Auch das meiste andere misslingt ihr: das Radfahren, die Kanutour, die erste erotische Erfahrung. Dabei will sie gar nicht aufbegehren. Sie möchte eigentlich alles richtig machen. Aber sie scheitert unentwegt an den Regeln, die alle anderen mühelos zu beherrschen scheinen. Und sie versteht sich nicht auf die für sie nicht einsichtige Ordnung, die diese scheinbar problemlos durchschauen. Überhaupt die Ordnung. Alles muss eine Ordnung haben: Das Freizeitprogramm im Ferienlager, die Fließbandarbeit in der Essiggurkenfabrik, ja sogar die Abende in der Disko. Die Freundinnen wissen immer genau, was sie tun müssen. Sie dagegen stolpert unbeholfen durch ihre erste erotische Begegnung – und fragt sich auch noch bei jeder Bewegung, ob das wohl so seine Ordnung habe und dass sie jemanden fragen müsse, später.

Unter allen Episoden schwelt die Furcht, nicht alles richtig zu machen. So fühlt sie sich oft schon vorsichtshalber schuldig. Wie für das Verschütten des Tees im Kaufhaus von Karlovy Var, eine Unachtsamkeit der Mutter. Wie ein zu fein geeichter Soziograph registriert die Ich-Erzählerin auch kleinste Gruppenregeln und ungeschriebene Gesetze – potenzielle Fallstricke ihres alltäglichen Scheiterns.

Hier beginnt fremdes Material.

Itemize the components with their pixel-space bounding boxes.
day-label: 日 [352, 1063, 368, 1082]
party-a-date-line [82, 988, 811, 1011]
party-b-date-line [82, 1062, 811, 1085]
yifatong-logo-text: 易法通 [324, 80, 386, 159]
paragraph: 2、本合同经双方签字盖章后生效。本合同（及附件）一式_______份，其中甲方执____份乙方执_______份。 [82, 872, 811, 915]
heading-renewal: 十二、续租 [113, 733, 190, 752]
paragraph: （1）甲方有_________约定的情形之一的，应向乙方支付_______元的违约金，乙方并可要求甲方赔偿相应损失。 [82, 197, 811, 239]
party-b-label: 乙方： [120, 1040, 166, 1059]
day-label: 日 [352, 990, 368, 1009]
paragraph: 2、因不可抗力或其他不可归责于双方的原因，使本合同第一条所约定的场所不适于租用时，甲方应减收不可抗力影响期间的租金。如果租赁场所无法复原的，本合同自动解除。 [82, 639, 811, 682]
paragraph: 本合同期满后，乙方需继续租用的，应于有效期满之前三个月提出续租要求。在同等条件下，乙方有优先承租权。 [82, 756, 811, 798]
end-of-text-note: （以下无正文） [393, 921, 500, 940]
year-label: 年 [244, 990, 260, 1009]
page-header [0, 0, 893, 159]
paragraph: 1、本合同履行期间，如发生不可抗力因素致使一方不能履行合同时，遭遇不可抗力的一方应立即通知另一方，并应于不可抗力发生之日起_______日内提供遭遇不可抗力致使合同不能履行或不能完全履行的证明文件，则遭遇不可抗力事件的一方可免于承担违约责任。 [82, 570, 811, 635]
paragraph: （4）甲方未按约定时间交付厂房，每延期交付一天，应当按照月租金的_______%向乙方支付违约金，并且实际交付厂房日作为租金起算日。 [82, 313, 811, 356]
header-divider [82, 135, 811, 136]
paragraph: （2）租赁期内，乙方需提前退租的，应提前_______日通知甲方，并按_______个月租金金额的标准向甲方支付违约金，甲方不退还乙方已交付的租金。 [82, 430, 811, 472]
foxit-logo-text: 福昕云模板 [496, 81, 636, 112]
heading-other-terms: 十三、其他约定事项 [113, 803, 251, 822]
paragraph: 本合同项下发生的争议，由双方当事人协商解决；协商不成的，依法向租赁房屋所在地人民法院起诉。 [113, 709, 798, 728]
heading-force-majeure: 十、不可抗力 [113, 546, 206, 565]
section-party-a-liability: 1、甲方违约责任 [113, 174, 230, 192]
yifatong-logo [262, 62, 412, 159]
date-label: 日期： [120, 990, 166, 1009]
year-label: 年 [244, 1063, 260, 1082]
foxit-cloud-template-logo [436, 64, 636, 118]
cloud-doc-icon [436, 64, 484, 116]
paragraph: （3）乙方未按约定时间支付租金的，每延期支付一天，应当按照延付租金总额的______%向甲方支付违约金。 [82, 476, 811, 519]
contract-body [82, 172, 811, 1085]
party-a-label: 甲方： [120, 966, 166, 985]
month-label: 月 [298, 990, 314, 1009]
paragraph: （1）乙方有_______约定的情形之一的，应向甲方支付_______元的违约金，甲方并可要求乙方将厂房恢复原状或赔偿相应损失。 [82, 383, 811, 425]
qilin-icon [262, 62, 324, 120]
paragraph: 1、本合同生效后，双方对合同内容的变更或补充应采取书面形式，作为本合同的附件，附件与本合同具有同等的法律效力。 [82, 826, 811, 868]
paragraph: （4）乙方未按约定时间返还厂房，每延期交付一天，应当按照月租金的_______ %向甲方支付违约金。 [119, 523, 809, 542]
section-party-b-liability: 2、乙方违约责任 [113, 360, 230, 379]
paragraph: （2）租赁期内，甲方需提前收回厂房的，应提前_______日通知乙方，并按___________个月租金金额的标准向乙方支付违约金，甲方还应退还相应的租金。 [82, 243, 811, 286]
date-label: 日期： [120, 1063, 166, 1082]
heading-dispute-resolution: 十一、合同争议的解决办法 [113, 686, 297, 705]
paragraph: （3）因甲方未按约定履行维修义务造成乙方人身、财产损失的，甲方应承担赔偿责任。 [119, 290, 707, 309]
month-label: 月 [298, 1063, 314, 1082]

Es sind meist unscheinbare soziale Erzählsituationen, die Roswitha Haring entwickelt. Ölige Kleinbürgernachmittage und der Streit über die erfolgreiche Vernichtung von Maulwürfen im Garten. Eine freudlose Kanutour mit der bootssportbegeisterten Theresia zum Wehr. Ein dumpfer Arbeitstag in der Putzkolonne eines Hotels. Die Dialoge werden indirekt aus dem subjektiven Blickwinkel der Ich-Erzählerin wiedergegeben. Sie steht dabei meist irgendwie an der Ecke; beobachtet vom Rand aus das Geschehen. Eine Art Bullaugenperspektive; die Begrenztheit des eigenen Blickfeldes bezieht sie mit ein. In der eingeschränkten Durchsicht erscheint der Betrachterin die Welt draußen und sie sich selbst fremd. Mit dem literarischen Bullaugenblick gelingt der Autorin aber paradoxerweise eine überzeugende Präsenz der inneren Wahrnehmung. Und die Subjektivität gewinnt durch geschickte erzählerische Generalisierung beispielhaften Charakter. Bei den Ereignissen handelt es sich um Muster. Das zeigen auch die Titel der Erzählungen: Es geht um „Macht“, „Versuchung“, „Kontaktsperre“ oder „Nötigung“. Es geht zwar nicht ums Ganze, aber doch immerhin um „Das halbe Leben“.

Das halbe Leben einer Ich-Erzählerin, deren Sicht der Dinge den Leser trifft, weil sie mit einem verstörend unvoreingenommenen Blick auf die unhinterfragten kleinen Regeln des Alltags schaut. Der gleichzeitig ängstliche und trotzige Blick einer Heranwachsenden. Vielleicht verlieren die erzählerisch durchweg starken Geschichten auch deshalb erst in den letzen Episoden der schon erwachsenen Ich-Erzählerin an Reiz.